If you study abroad between your second and third year of study, you’ll pay no tuition fee to the partner university and no tuition fee to us either. We’ll ask you to make your decision in your second year, so there is plenty of time to think about it.
Work placement
Graduate with invaluable work experience alongside your degree and stand out from the crowd.
This course offers you the opportunity to enhance your study and CV with a work placement sandwich year. It’s a chance to explore career possibilities, make valuable contacts and gain sought-after professional skills.
Our dedicated Careers and Employment team are here to help guide you through the process.
If you take up a work placement between your second and third year of study, at the University of Hertfordshire you’ll pay no tuition fee for this year.

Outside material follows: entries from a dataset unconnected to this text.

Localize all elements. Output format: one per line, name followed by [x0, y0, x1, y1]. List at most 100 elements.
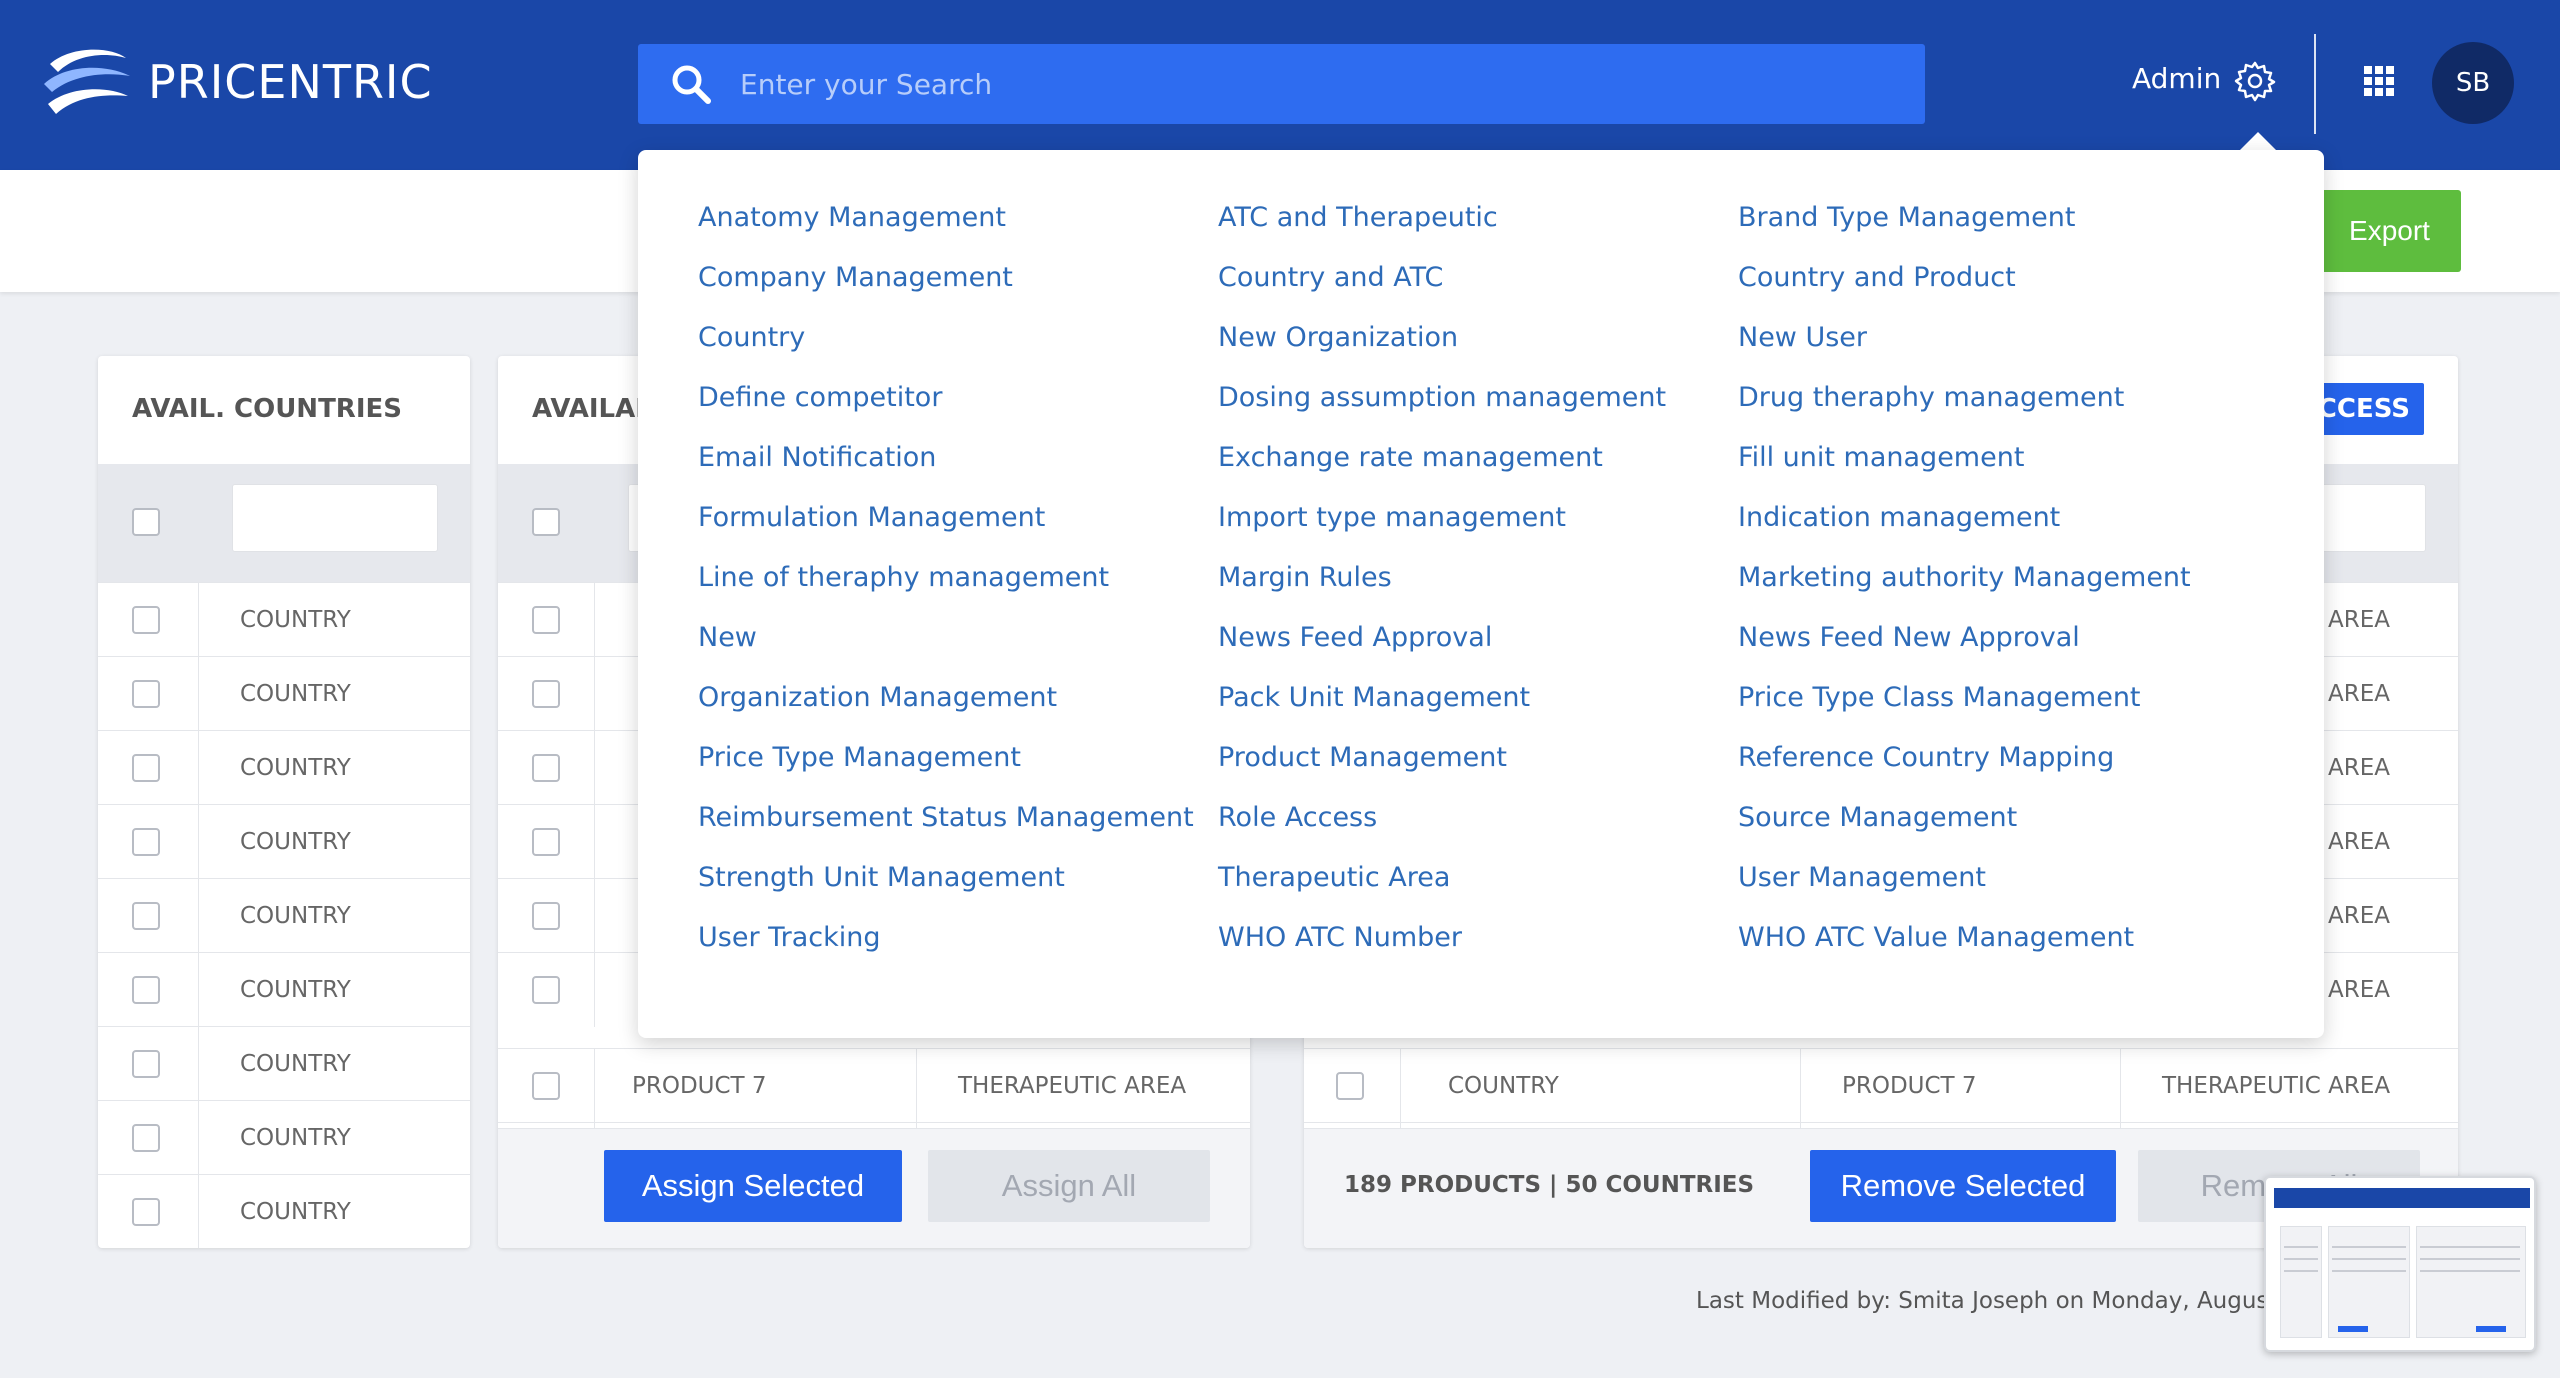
header-divider [2314, 34, 2316, 134]
row-checkbox[interactable] [532, 754, 560, 782]
admin-menu-item[interactable]: Country and ATC [1218, 262, 1443, 293]
admin-menu-item[interactable]: Dosing assumption management [1218, 382, 1666, 413]
admin-menu-item[interactable]: Line of theraphy management [698, 562, 1109, 593]
area-cell: AREA [2328, 977, 2390, 1003]
admin-menu-label[interactable]: Admin [2132, 62, 2221, 95]
country-cell: COUNTRY [240, 1125, 351, 1151]
therapeutic-area-cell: THERAPEUTIC AREA [2162, 1073, 2391, 1099]
country-cell: COUNTRY [240, 607, 351, 633]
area-cell: AREA [2328, 607, 2390, 633]
last-modified-text: Last Modified by: Smita Joseph on Monday… [1696, 1288, 2278, 1314]
row-checkbox[interactable] [1336, 1072, 1364, 1100]
export-button[interactable]: Export [2318, 190, 2461, 272]
user-avatar[interactable]: SB [2432, 42, 2514, 124]
row-checkbox[interactable] [132, 1050, 160, 1078]
admin-menu-item[interactable]: Source Management [1738, 802, 2017, 833]
row-checkbox[interactable] [132, 1198, 160, 1226]
row-checkbox[interactable] [532, 606, 560, 634]
table-row[interactable]: COUNTRY [98, 656, 470, 731]
admin-menu-item[interactable]: Country and Product [1738, 262, 2016, 293]
country-filter-input[interactable] [232, 484, 438, 552]
admin-menu-item[interactable]: WHO ATC Number [1218, 922, 1462, 953]
assignment-stats: 189 PRODUCTS | 50 COUNTRIES [1344, 1172, 1755, 1198]
filter-row [98, 464, 470, 582]
row-checkbox[interactable] [132, 976, 160, 1004]
admin-menu-item[interactable]: Email Notification [698, 442, 936, 473]
admin-menu-item[interactable]: Exchange rate management [1218, 442, 1603, 473]
table-row[interactable]: COUNTRY PRODUCT 7 THERAPEUTIC AREA [1304, 1048, 2458, 1123]
table-row[interactable]: COUNTRY [98, 582, 470, 657]
row-checkbox[interactable] [132, 828, 160, 856]
row-checkbox[interactable] [532, 680, 560, 708]
admin-menu-item[interactable]: New User [1738, 322, 1867, 353]
admin-menu-item[interactable]: WHO ATC Value Management [1738, 922, 2134, 953]
admin-menu-item[interactable]: User Management [1738, 862, 1986, 893]
admin-menu-item[interactable]: Import type management [1218, 502, 1566, 533]
admin-menu-item[interactable]: Margin Rules [1218, 562, 1392, 593]
page-thumbnail-preview[interactable] [2264, 1176, 2536, 1352]
table-row[interactable]: PRODUCT 7 THERAPEUTIC AREA [498, 1048, 1250, 1123]
admin-menu-item[interactable]: Price Type Management [698, 742, 1021, 773]
table-row[interactable]: COUNTRY [98, 878, 470, 953]
table-row[interactable]: COUNTRY [98, 1100, 470, 1175]
country-cell: COUNTRY [240, 829, 351, 855]
product-cell: PRODUCT 7 [1842, 1073, 1977, 1099]
assign-all-button[interactable]: Assign All [928, 1150, 1210, 1222]
table-row[interactable]: COUNTRY [98, 1174, 470, 1248]
row-checkbox[interactable] [532, 902, 560, 930]
admin-menu-item[interactable]: Company Management [698, 262, 1013, 293]
admin-menu-item[interactable]: Define competitor [698, 382, 942, 413]
area-cell: AREA [2328, 681, 2390, 707]
row-checkbox[interactable] [132, 902, 160, 930]
admin-menu-item[interactable]: Formulation Management [698, 502, 1045, 533]
panel-title: AVAIL. COUNTRIES [132, 394, 402, 424]
admin-menu-item[interactable]: Organization Management [698, 682, 1057, 713]
admin-menu-item[interactable]: ATC and Therapeutic [1218, 202, 1498, 233]
admin-menu-item[interactable]: Marketing authority Management [1738, 562, 2191, 593]
admin-menu-item[interactable]: Country [698, 322, 805, 353]
admin-menu-item[interactable]: Price Type Class Management [1738, 682, 2141, 713]
admin-menu-item[interactable]: Reference Country Mapping [1738, 742, 2114, 773]
area-cell: AREA [2328, 829, 2390, 855]
search-input[interactable] [740, 67, 1840, 101]
brand-name: PRICENTRIC [148, 55, 433, 109]
row-checkbox[interactable] [532, 976, 560, 1004]
admin-menu-item[interactable]: New [698, 622, 757, 653]
admin-menu-item[interactable]: Reimbursement Status Management [698, 802, 1194, 833]
brand-logo[interactable]: PRICENTRIC [40, 42, 433, 122]
row-checkbox[interactable] [532, 1072, 560, 1100]
admin-menu-item[interactable]: New Organization [1218, 322, 1458, 353]
admin-menu-item[interactable]: News Feed New Approval [1738, 622, 2080, 653]
admin-menu-item[interactable]: User Tracking [698, 922, 881, 953]
table-row[interactable]: COUNTRY [98, 730, 470, 805]
remove-selected-button[interactable]: Remove Selected [1810, 1150, 2116, 1222]
row-checkbox[interactable] [132, 606, 160, 634]
row-checkbox[interactable] [532, 828, 560, 856]
row-checkbox[interactable] [132, 754, 160, 782]
assign-selected-button[interactable]: Assign Selected [604, 1150, 902, 1222]
admin-menu-item[interactable]: Product Management [1218, 742, 1507, 773]
admin-menu-item[interactable]: Drug theraphy management [1738, 382, 2124, 413]
admin-menu-item[interactable]: Indication management [1738, 502, 2060, 533]
admin-menu-item[interactable]: Pack Unit Management [1218, 682, 1530, 713]
select-all-checkbox[interactable] [132, 508, 160, 536]
table-row[interactable]: COUNTRY [98, 1026, 470, 1101]
admin-menu-item[interactable]: Brand Type Management [1738, 202, 2075, 233]
admin-menu-item[interactable]: Therapeutic Area [1218, 862, 1450, 893]
gear-icon[interactable] [2234, 60, 2276, 102]
search-icon [672, 65, 711, 104]
admin-menu-item[interactable]: Fill unit management [1738, 442, 2024, 473]
table-row[interactable]: COUNTRY [98, 804, 470, 879]
global-search[interactable] [638, 44, 1925, 124]
admin-menu-item[interactable]: Strength Unit Management [698, 862, 1065, 893]
row-checkbox[interactable] [132, 1124, 160, 1152]
select-all-checkbox[interactable] [532, 508, 560, 536]
admin-menu-item[interactable]: News Feed Approval [1218, 622, 1492, 653]
top-header: PRICENTRIC Admin SB [0, 0, 2560, 170]
apps-grid-icon[interactable] [2364, 66, 2394, 96]
access-button[interactable]: ACCESS [2298, 383, 2424, 435]
admin-menu-item[interactable]: Role Access [1218, 802, 1377, 833]
table-row[interactable]: COUNTRY [98, 952, 470, 1027]
row-checkbox[interactable] [132, 680, 160, 708]
admin-menu-item[interactable]: Anatomy Management [698, 202, 1006, 233]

We’ll ask you to make your decision in your second year, so there is plenty of time to think about it.
Program Tuition Fee
Career Opportunities
What's next for my career?
You will have the opportunity to gain the professional, intellectual, and creative skills necessary to establish yourself as an author or for a career in a related communications field or for postgraduate study. Career development is supported through the Poetry, Prose, and Publishing Module in your second year taught by a former editor of Granta, the renowned magazine of new writing, who will teach you the practicalities of getting published or working in literary publishing.
Specialist modules in Year 2 and Year 3 also look at the skills required and the opportunities afforded in the areas of commercial fiction, non-fiction and drama.